Gold has been bullish since late 2022, with elevated central bank buying and a buying spree in China causing prices to nearly double.
Bank of America Corp (BAC), Citigroup Inc (C) and Macquarie Group Ltd. have been strong cheerleaders for gold during a breakneck rally that has pushed prices to record highs above US$3,000 an ounce. In the face of growing anxiety about the global economy, they see plenty of reasons to remain bullish.
Gold has been bullish since late 2022, with elevated central bank buying and a buying spree in China that saw prices nearly double in just over two years. Now, it is the bullion's proven status as a safe-haven asset that is attracting investor interest.
Prices breached the US$3,000 an ounce barrier on Friday amid growing angst over economic risks stemming from U.S. President Donald Trump's disruptive trade agenda. U.S. consumer confidence has plummeted, while inflation expectations have soared, and as apprehension grows, many analysts have been raising their price targets.

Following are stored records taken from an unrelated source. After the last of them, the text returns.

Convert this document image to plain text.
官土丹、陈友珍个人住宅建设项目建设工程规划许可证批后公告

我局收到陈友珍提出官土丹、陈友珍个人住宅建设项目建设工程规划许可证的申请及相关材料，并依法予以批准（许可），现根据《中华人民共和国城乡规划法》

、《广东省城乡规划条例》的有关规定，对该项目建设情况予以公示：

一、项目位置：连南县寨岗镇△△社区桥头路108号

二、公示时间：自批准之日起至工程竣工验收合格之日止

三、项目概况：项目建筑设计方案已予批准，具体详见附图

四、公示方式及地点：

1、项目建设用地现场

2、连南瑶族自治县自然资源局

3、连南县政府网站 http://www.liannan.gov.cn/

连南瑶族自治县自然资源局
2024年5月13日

"We still think some materially bullish developments are likely for gold," said Marcus Garvey, head of commodity strategy at Macquarie, which raised the bank's top price target from US$3,000 to US$3,500 last week. "I really don't see things that suggest to us that this rally is in a zone that has become frenzied or overextended."
Here, illustrated in four charts, are the key factors that have Wall Street betting that the bullion rally has more runway.
ETFs
Investors are net buyers of physically backed gold exchange-traded funds this year, after selling them over the past four years. North America saw a significant inflow in February, the largest in a single month since July 2020, according to the World Gold Council. This was partly contributed to by sentiment stemming from the global rush to ship bullion to the U.S. to capture the large price differential between the New York Comex and the London spot market.